Semantic Acceleration Setup Guide

This guide covers the current ONNX hardware-acceleration options in MemorySmith, how to deploy them safely, how CPU fallback behaves, and how to warm the repo code vector index into Data/Graph/code-search/code-search.db.

1. What MemorySmith Supports

MemorySmith supports three ONNX Runtime deployment flavors for semantic embeddings:

Cpu: portable default and the current repo-safe baseline.
Cuda: NVIDIA-backed acceleration on supported Windows/Linux hosts.
OpenVino: Intel OpenVINO acceleration on supported Windows hosts.

Runtime provider selection is controlled separately from the published binary:

MemorySmithOnnxRuntimeFlavor controls which native ONNX package is published with the app.
MemorySmith:SemanticSearch:ExecutionProvider controls which provider the app requests at runtime.

The recommended rule is simple: keep the runtime provider aligned with the published flavor unless you are intentionally testing failure-and-fallback behavior.

1.1 CUDA Host Prerequisites

For the current Microsoft.ML.OnnxRuntime.Gpu 1.24.1 package in this repo, the safest Windows expectation is:

NVIDIA driver installed
CUDA runtime/toolkit available on PATH
cuDNN 9 runtime available on PATH

On the current maintainer machine, the CUDA toolkit added these paths automatically:

C:\Program Files\NVIDIA GPU Computing Toolkit\CUDA\v13.3\bin\x64
C:\Program Files\NVIDIA GPU Computing Toolkit\CUDA\v13.3\bin

The cuDNN local installer did not add its runtime folder automatically.
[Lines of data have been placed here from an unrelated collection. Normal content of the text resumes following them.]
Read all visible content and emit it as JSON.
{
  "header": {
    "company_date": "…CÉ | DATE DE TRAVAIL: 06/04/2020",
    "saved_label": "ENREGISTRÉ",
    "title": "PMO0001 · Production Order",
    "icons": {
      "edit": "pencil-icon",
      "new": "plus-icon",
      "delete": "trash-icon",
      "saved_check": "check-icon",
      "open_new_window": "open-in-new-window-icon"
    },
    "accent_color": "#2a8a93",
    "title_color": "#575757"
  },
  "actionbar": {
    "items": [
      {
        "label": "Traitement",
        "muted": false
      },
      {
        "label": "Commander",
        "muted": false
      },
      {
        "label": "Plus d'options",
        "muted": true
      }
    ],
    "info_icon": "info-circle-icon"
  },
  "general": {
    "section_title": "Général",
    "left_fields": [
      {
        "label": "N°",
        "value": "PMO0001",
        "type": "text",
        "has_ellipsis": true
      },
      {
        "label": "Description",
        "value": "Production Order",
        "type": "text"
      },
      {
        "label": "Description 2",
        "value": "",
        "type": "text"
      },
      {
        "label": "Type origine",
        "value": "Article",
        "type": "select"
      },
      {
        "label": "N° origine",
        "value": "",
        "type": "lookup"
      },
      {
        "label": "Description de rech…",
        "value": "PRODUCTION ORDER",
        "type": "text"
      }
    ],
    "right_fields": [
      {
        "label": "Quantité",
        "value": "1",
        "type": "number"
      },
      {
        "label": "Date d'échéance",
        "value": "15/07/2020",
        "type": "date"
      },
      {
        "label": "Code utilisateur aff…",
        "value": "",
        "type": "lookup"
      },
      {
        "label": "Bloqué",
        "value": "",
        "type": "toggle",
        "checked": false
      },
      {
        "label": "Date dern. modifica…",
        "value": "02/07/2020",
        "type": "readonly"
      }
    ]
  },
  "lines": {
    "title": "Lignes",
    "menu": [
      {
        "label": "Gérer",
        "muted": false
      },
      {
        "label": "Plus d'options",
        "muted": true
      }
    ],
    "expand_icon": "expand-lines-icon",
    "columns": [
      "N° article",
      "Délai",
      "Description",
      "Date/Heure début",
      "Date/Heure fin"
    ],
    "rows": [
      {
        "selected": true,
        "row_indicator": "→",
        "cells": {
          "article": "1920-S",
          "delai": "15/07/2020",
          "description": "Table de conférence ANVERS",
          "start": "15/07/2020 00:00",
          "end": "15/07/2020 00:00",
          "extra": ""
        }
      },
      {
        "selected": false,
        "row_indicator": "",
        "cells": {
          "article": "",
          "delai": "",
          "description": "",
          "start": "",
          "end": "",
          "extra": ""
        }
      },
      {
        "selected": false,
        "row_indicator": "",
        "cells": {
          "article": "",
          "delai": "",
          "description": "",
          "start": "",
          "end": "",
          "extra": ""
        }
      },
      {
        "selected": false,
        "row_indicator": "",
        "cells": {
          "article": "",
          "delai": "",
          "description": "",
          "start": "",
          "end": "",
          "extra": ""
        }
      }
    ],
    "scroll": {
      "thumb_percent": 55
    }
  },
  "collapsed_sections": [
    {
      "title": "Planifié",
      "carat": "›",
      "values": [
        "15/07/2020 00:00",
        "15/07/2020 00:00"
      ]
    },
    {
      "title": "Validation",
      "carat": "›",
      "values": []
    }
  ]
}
The installed DLLs landed under:

C:\Program Files\NVIDIA\CUDNN\v9.22\bin\12.9\x64
C:\Program Files\NVIDIA\CUDNN\v9.22\bin\13.2\x64

For MemorySmith's current ONNX package, prefer adding the 12.9\x64 cuDNN folder to the machine PATH first. That is the most conservative match for ONNX Runtime's documented CUDA 12 + cuDNN 9 baseline.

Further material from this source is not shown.